To Sir Henry Wotton [Here's no more news, than virtue: I may as well...]
Donne, John. The Satires, Epigrams and Verse Letters of John Donne. Edited by W. Milgate. London: Oxford University Press, 1967: 73-74.
1Here's no more news, than virtue: I may as well
2Tell you Calais, or Saint Michael's tales, as tell
3That vice doth here habitually dwell.
4Yet, as to get stomachs, we walk up and down,
5And toil to sweeten rest, so, may God frown,
6If, but to loathe both, I haunt court or town.
7For here no one's from th' extremity
8Of vice by any other reason free,
9But that the next to him, still, is worse than he.

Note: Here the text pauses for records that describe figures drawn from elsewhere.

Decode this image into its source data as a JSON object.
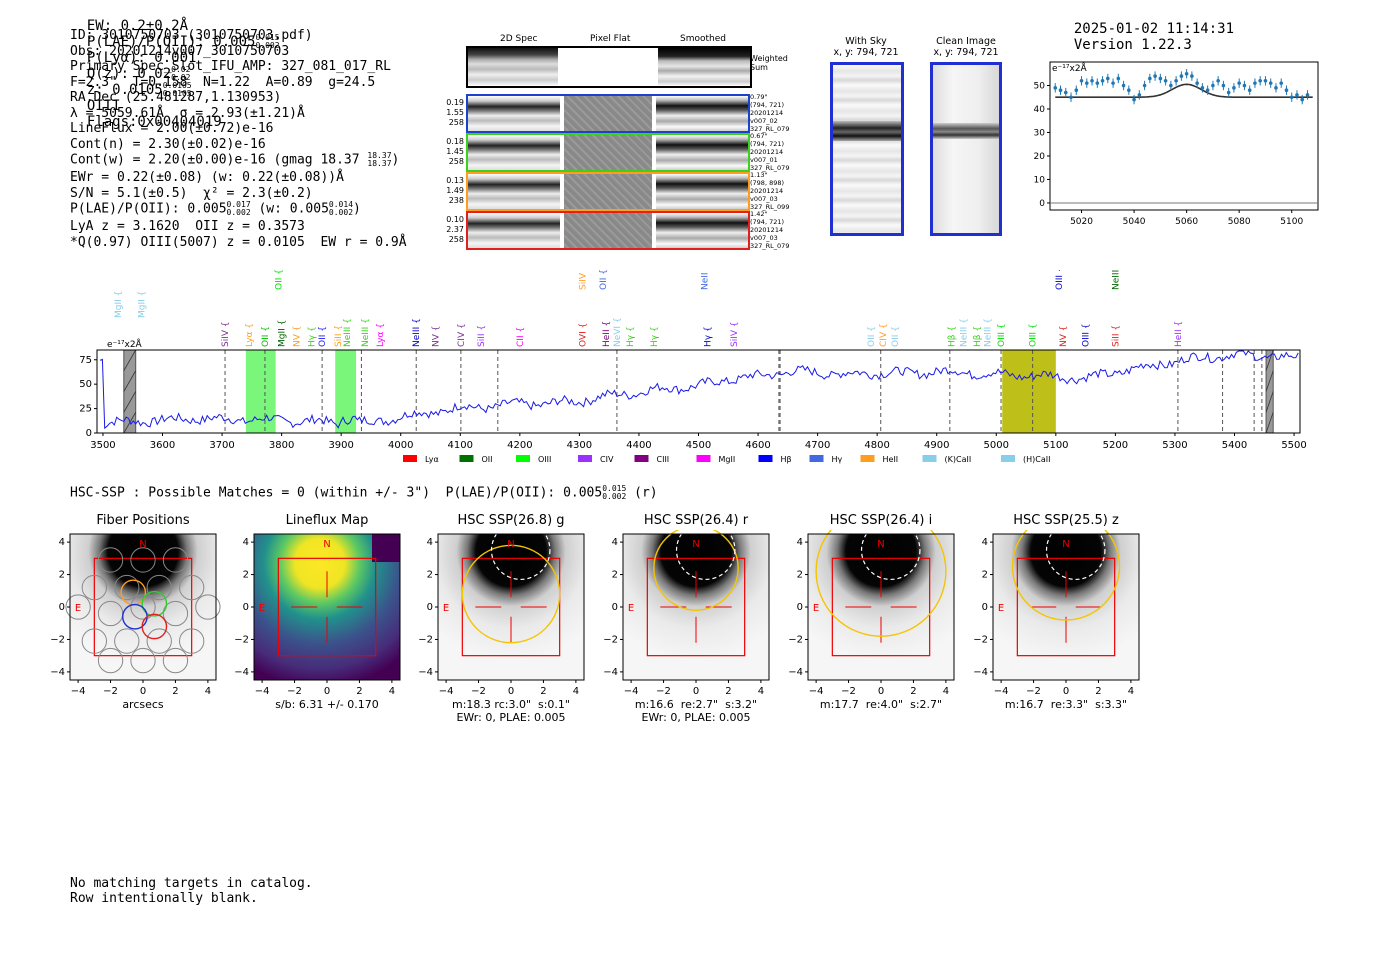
{
  "header": {
    "ew": "EW: 0.2±0.2Å",
    "plae_label": "P(LAE)/P(OII): 0.005",
    "plae_hi": "0.015",
    "plae_lo": "0.002",
    "plya": "P(Lyα): 0.001",
    "qz_label": "Q(z): 0.02",
    "qz_hi": "0.02",
    "qz_lo": "0.02",
    "z_label": "z: 0.0105",
    "z_hi": "0.0105",
    "z_lo": "0.0105",
    "line": "OIII",
    "flags": "Flags:0x00404019",
    "timestamp": "2025-01-02 11:14:31",
    "version": "Version 1.22.3"
  },
  "info": {
    "id": "ID: 3010750703 (3010750703.pdf)",
    "obs": "Obs: 20201214v007_3010750703",
    "primary": "Primary Spec_Slot_IFU_AMP: 327_081_017_RL",
    "fiber": "F=2.3\"  T=0.158  N=1.22  A=0.89  g=24.5",
    "radec": "RA,Dec (25.481287,1.130953)",
    "lambda": "λ = 5059.61Å  σ = 2.93(±1.21)Å",
    "lineflux": "LineFlux = 2.00(±0.72)e-16",
    "cont_n": "Cont(n) = 2.30(±0.02)e-16",
    "cont_w": "Cont(w) = 2.20(±0.00)e-16 (gmag 18.37",
    "cont_w_hi": "18.37",
    "cont_w_lo": "18.37",
    "ewr": "EWr = 0.22(±0.08) (w: 0.22(±0.08))Å",
    "sn": "S/N = 5.1(±0.5)  χ² = 2.3(±0.2)",
    "plae2": "P(LAE)/P(OII): 0.005",
    "plae2_hi": "0.017",
    "plae2_lo": "0.002",
    "plae2_w": "(w: 0.005",
    "plae2_w_hi": "0.014",
    "plae2_w_lo": "0.002",
    "lya": "LyA z = 3.1620  OII z = 0.3573",
    "q": "*Q(0.97) OIII(5007) z = 0.0105  EW r = 0.9Å"
  },
  "spec2d": {
    "col_titles": [
      "2D Spec",
      "Pixel Flat",
      "Smoothed"
    ],
    "weighted_sum": "Weighted Sum",
    "rows": [
      {
        "nums": [
          "0.19",
          "1.55",
          "258"
        ],
        "meta": [
          "0.79\"",
          "(794, 721)",
          "20201214",
          "v007_02",
          "327_RL_079"
        ],
        "color": "#1f3fd0"
      },
      {
        "nums": [
          "0.18",
          "1.45",
          "258"
        ],
        "meta": [
          "0.67\"",
          "(794, 721)",
          "20201214",
          "v007_01",
          "327_RL_079"
        ],
        "color": "#3cd01f"
      },
      {
        "nums": [
          "0.13",
          "1.49",
          "238"
        ],
        "meta": [
          "1.13\"",
          "(798, 898)",
          "20201214",
          "v007_03",
          "327_RL_099"
        ],
        "color": "#ff9d1f"
      },
      {
        "nums": [
          "0.10",
          "2.37",
          "258"
        ],
        "meta": [
          "1.42\"",
          "(794, 721)",
          "20201214",
          "v007_03",
          "327_RL_079"
        ],
        "color": "#e0201f"
      }
    ]
  },
  "sky": {
    "with_sky": "With Sky",
    "with_sky_xy": "x, y: 794, 721",
    "clean": "Clean Image",
    "clean_xy": "x, y: 794, 721"
  },
  "zoom_chart": {
    "type": "scatter",
    "ylabel": "e⁻¹⁷x2Å",
    "xlim": [
      5008,
      5110
    ],
    "ylim": [
      -3,
      60
    ],
    "xticks": [
      5020,
      5040,
      5060,
      5080,
      5100
    ],
    "yticks": [
      0,
      10,
      20,
      30,
      40,
      50
    ],
    "points": [
      [
        5010,
        49
      ],
      [
        5012,
        48
      ],
      [
        5014,
        47
      ],
      [
        5016,
        45
      ],
      [
        5018,
        48
      ],
      [
        5020,
        52
      ],
      [
        5022,
        51
      ],
      [
        5024,
        52
      ],
      [
        5026,
        51
      ],
      [
        5028,
        52
      ],
      [
        5030,
        53
      ],
      [
        5032,
        51
      ],
      [
        5034,
        53
      ],
      [
        5036,
        50
      ],
      [
        5038,
        48
      ],
      [
        5040,
        44
      ],
      [
        5042,
        46
      ],
      [
        5044,
        50
      ],
      [
        5046,
        53
      ],
      [
        5048,
        54
      ],
      [
        5050,
        53
      ],
      [
        5052,
        52
      ],
      [
        5054,
        50
      ],
      [
        5056,
        52
      ],
      [
        5058,
        54
      ],
      [
        5060,
        55
      ],
      [
        5062,
        54
      ],
      [
        5064,
        51
      ],
      [
        5066,
        49
      ],
      [
        5068,
        48
      ],
      [
        5070,
        50
      ],
      [
        5072,
        52
      ],
      [
        5074,
        50
      ],
      [
        5076,
        47
      ],
      [
        5078,
        49
      ],
      [
        5080,
        51
      ],
      [
        5082,
        50
      ],
      [
        5084,
        48
      ],
      [
        5086,
        51
      ],
      [
        5088,
        52
      ],
      [
        5090,
        52
      ],
      [
        5092,
        51
      ],
      [
        5094,
        49
      ],
      [
        5096,
        51
      ],
      [
        5098,
        48
      ],
      [
        5100,
        45
      ],
      [
        5102,
        46
      ],
      [
        5104,
        44
      ],
      [
        5106,
        46
      ]
    ],
    "model_center": 5060,
    "model_base": 45,
    "model_peak": 5.5,
    "model_sigma": 3
  },
  "spectrum_chart": {
    "type": "line",
    "ylabel": "e⁻¹⁷x2Å",
    "xlim": [
      3490,
      5510
    ],
    "ylim": [
      0,
      85
    ],
    "xticks": [
      3500,
      3600,
      3700,
      3800,
      3900,
      4000,
      4100,
      4200,
      4300,
      4400,
      4500,
      4600,
      4700,
      4800,
      4900,
      5000,
      5100,
      5200,
      5300,
      5400,
      5500
    ],
    "yticks": [
      0,
      25,
      50,
      75
    ],
    "anchors": [
      [
        3500,
        10
      ],
      [
        3550,
        12
      ],
      [
        3600,
        13
      ],
      [
        3650,
        15
      ],
      [
        3700,
        14
      ],
      [
        3750,
        14
      ],
      [
        3800,
        13
      ],
      [
        3850,
        12
      ],
      [
        3900,
        11
      ],
      [
        3950,
        11
      ],
      [
        4000,
        17
      ],
      [
        4050,
        21
      ],
      [
        4100,
        26
      ],
      [
        4150,
        27
      ],
      [
        4200,
        30
      ],
      [
        4250,
        30
      ],
      [
        4300,
        33
      ],
      [
        4350,
        38
      ],
      [
        4400,
        42
      ],
      [
        4450,
        46
      ],
      [
        4500,
        48
      ],
      [
        4550,
        55
      ],
      [
        4600,
        58
      ],
      [
        4650,
        63
      ],
      [
        4700,
        62
      ],
      [
        4750,
        60
      ],
      [
        4800,
        62
      ],
      [
        4850,
        61
      ],
      [
        4900,
        63
      ],
      [
        4950,
        62
      ],
      [
        5000,
        60
      ],
      [
        5050,
        59
      ],
      [
        5100,
        58
      ],
      [
        5150,
        56
      ],
      [
        5200,
        62
      ],
      [
        5250,
        68
      ],
      [
        5300,
        73
      ],
      [
        5350,
        78
      ],
      [
        5400,
        80
      ],
      [
        5450,
        79
      ],
      [
        5500,
        77
      ]
    ],
    "highlights": [
      {
        "x0": 3740,
        "x1": 3790,
        "color": "#6cf56c"
      },
      {
        "x0": 3890,
        "x1": 3925,
        "color": "#6cf56c"
      },
      {
        "x0": 5010,
        "x1": 5100,
        "color": "#b8b800"
      }
    ],
    "masked": [
      {
        "x0": 3535,
        "x1": 3555
      },
      {
        "x0": 5453,
        "x1": 5465
      }
    ],
    "dashed_lines": [
      3705,
      3772,
      3868,
      3934,
      4026,
      4101,
      4163,
      4363,
      4635,
      4637,
      4806,
      4922,
      5008,
      5061,
      5305,
      5380,
      5433,
      5446
    ],
    "line_labels": [
      {
        "x": 3525,
        "text": "MgII",
        "color": "#87ceeb",
        "row": 2
      },
      {
        "x": 3565,
        "text": "MgII",
        "color": "#87ceeb",
        "row": 2
      },
      {
        "x": 3705,
        "text": "SiIV",
        "color": "#7e2f8e",
        "row": 1
      },
      {
        "x": 3745,
        "text": "Lyα",
        "color": "#ff9d1f",
        "row": 1
      },
      {
        "x": 3772,
        "text": "OII",
        "color": "#00c000",
        "row": 1
      },
      {
        "x": 3795,
        "text": "OII",
        "color": "#00e000",
        "row": 3
      },
      {
        "x": 3800,
        "text": "MgII",
        "color": "#006400",
        "row": 1
      },
      {
        "x": 3825,
        "text": "NV",
        "color": "#ff9d1f",
        "row": 1
      },
      {
        "x": 3850,
        "text": "Hγ",
        "color": "#3cd01f",
        "row": 1
      },
      {
        "x": 3868,
        "text": "OII",
        "color": "#2020ff",
        "row": 1
      },
      {
        "x": 3895,
        "text": "SiII",
        "color": "#ff9d1f",
        "row": 1
      },
      {
        "x": 3910,
        "text": "NeIII",
        "color": "#3cd01f",
        "row": 1
      },
      {
        "x": 3940,
        "text": "NeIII",
        "color": "#3cd01f",
        "row": 1
      },
      {
        "x": 3965,
        "text": "Lyα",
        "color": "#ff00ff",
        "row": 1
      },
      {
        "x": 4026,
        "text": "NeIII",
        "color": "#0000cc",
        "row": 1
      },
      {
        "x": 4058,
        "text": "NV",
        "color": "#7e2f8e",
        "row": 1
      },
      {
        "x": 4101,
        "text": "CIV",
        "color": "#7e2f8e",
        "row": 1
      },
      {
        "x": 4135,
        "text": "SiII",
        "color": "#9b30ff",
        "row": 1
      },
      {
        "x": 4200,
        "text": "CII",
        "color": "#ff00ff",
        "row": 1
      },
      {
        "x": 4305,
        "text": "SiIV",
        "color": "#ff9d1f",
        "row": 3
      },
      {
        "x": 4305,
        "text": "OVI",
        "color": "#e0201f",
        "row": 1
      },
      {
        "x": 4340,
        "text": "OII",
        "color": "#4169e1",
        "row": 3
      },
      {
        "x": 4345,
        "text": "HeII",
        "color": "#800080",
        "row": 1
      },
      {
        "x": 4363,
        "text": "NeVI",
        "color": "#87ceeb",
        "row": 1
      },
      {
        "x": 4385,
        "text": "Hγ",
        "color": "#3cd01f",
        "row": 1
      },
      {
        "x": 4425,
        "text": "Hγ",
        "color": "#3cd01f",
        "row": 1
      },
      {
        "x": 4510,
        "text": "NeII",
        "color": "#4169e1",
        "row": 3
      },
      {
        "x": 4515,
        "text": "Hγ",
        "color": "#0000cc",
        "row": 1
      },
      {
        "x": 4560,
        "text": "SiIV",
        "color": "#9b30ff",
        "row": 1
      },
      {
        "x": 4790,
        "text": "OII",
        "color": "#87ceeb",
        "row": 1
      },
      {
        "x": 4810,
        "text": "CIV",
        "color": "#ff9d1f",
        "row": 1
      },
      {
        "x": 4830,
        "text": "OII",
        "color": "#87ceeb",
        "row": 1
      },
      {
        "x": 4925,
        "text": "Hβ",
        "color": "#3cd01f",
        "row": 1
      },
      {
        "x": 4945,
        "text": "NeIII",
        "color": "#87ceeb",
        "row": 1
      },
      {
        "x": 4968,
        "text": "Hβ",
        "color": "#3cd01f",
        "row": 1
      },
      {
        "x": 4985,
        "text": "NeIII",
        "color": "#87ceeb",
        "row": 1
      },
      {
        "x": 5008,
        "text": "OIII",
        "color": "#00e000",
        "row": 1
      },
      {
        "x": 5061,
        "text": "OIII",
        "color": "#00e000",
        "row": 1
      },
      {
        "x": 5105,
        "text": "OIII",
        "color": "#0000cc",
        "row": 3
      },
      {
        "x": 5112,
        "text": "NV",
        "color": "#e0201f",
        "row": 1
      },
      {
        "x": 5150,
        "text": "OIII",
        "color": "#0000cc",
        "row": 1
      },
      {
        "x": 5200,
        "text": "SiII",
        "color": "#e0201f",
        "row": 1
      },
      {
        "x": 5200,
        "text": "NeIII",
        "color": "#006400",
        "row": 3
      },
      {
        "x": 5305,
        "text": "HeII",
        "color": "#9b30ff",
        "row": 1
      }
    ],
    "legend": [
      {
        "label": "Lyα",
        "color": "#ff0000"
      },
      {
        "label": "OII",
        "color": "#007000"
      },
      {
        "label": "OIII",
        "color": "#00ff00"
      },
      {
        "label": "CIV",
        "color": "#9b30ff"
      },
      {
        "label": "CIII",
        "color": "#800080"
      },
      {
        "label": "MgII",
        "color": "#ff00ff"
      },
      {
        "label": "Hβ",
        "color": "#0000ff"
      },
      {
        "label": "Hγ",
        "color": "#4169e1"
      },
      {
        "label": "HeII",
        "color": "#ff9d1f"
      },
      {
        "label": "(K)CaII",
        "color": "#87ceeb"
      },
      {
        "label": "(H)CaII",
        "color": "#87ceeb"
      }
    ]
  },
  "hsc": {
    "title": "HSC-SSP : Possible Matches = 0 (within +/- 3\")  P(LAE)/P(OII): 0.005",
    "plae_hi": "0.015",
    "plae_lo": "0.002",
    "plae_suffix": "(r)",
    "cutouts": [
      {
        "title": "Fiber Positions",
        "foot": "arcsecs",
        "foot2": ""
      },
      {
        "title": "Lineflux Map",
        "foot": "s/b: 6.31 +/- 0.170",
        "foot2": ""
      },
      {
        "title": "HSC SSP(26.8) g",
        "foot": "m:18.3 rc:3.0\"  s:0.1\"",
        "foot2": "EWr: 0, PLAE: 0.005"
      },
      {
        "title": "HSC SSP(26.4) r",
        "foot": "m:16.6  re:2.7\"  s:3.2\"",
        "foot2": "EWr: 0, PLAE: 0.005"
      },
      {
        "title": "HSC SSP(26.4) i",
        "foot": "m:17.7  re:4.0\"  s:2.7\"",
        "foot2": ""
      },
      {
        "title": "HSC SSP(25.5) z",
        "foot": "m:16.7  re:3.3\"  s:3.3\"",
        "foot2": ""
      }
    ],
    "ticks": [
      "−4",
      "−2",
      "0",
      "2",
      "4"
    ],
    "yticks": [
      "4",
      "2",
      "0",
      "−2",
      "−4"
    ],
    "north": "N",
    "east": "E"
  },
  "catalog": {
    "line1": "No matching targets in catalog.",
    "line2": "Row intentionally blank."
  }
}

10In this world's warfare, they whom rugged Fate,
11(God's commissary) doth so throughly hate,
12As in the court's squadron to marshal their state:
13if they stand arm'd with silly honesty,
14With wishes, prayers, and neat integrity,
15Like Indians 'gainst Spanish hosts they be.
16Suspicious boldness to this place belongs,
17And to have as many ears as all have tongues;
18Tender to know, tough to acknowledge wrongs.
19Believe me sir, in my youth's giddiest days,
20When to be like the court was a play's praise,
21Plays were not so like courts, as courts like plays.
22Then let us at these mimic antics jest,
23Whose deepest projects and egregious gests
24Are but dull morals of a game at chests.
25But now 'tis incongruity to smile,
26Therefore I end; and bid farewell a while,
27At court; though from court, were the better style.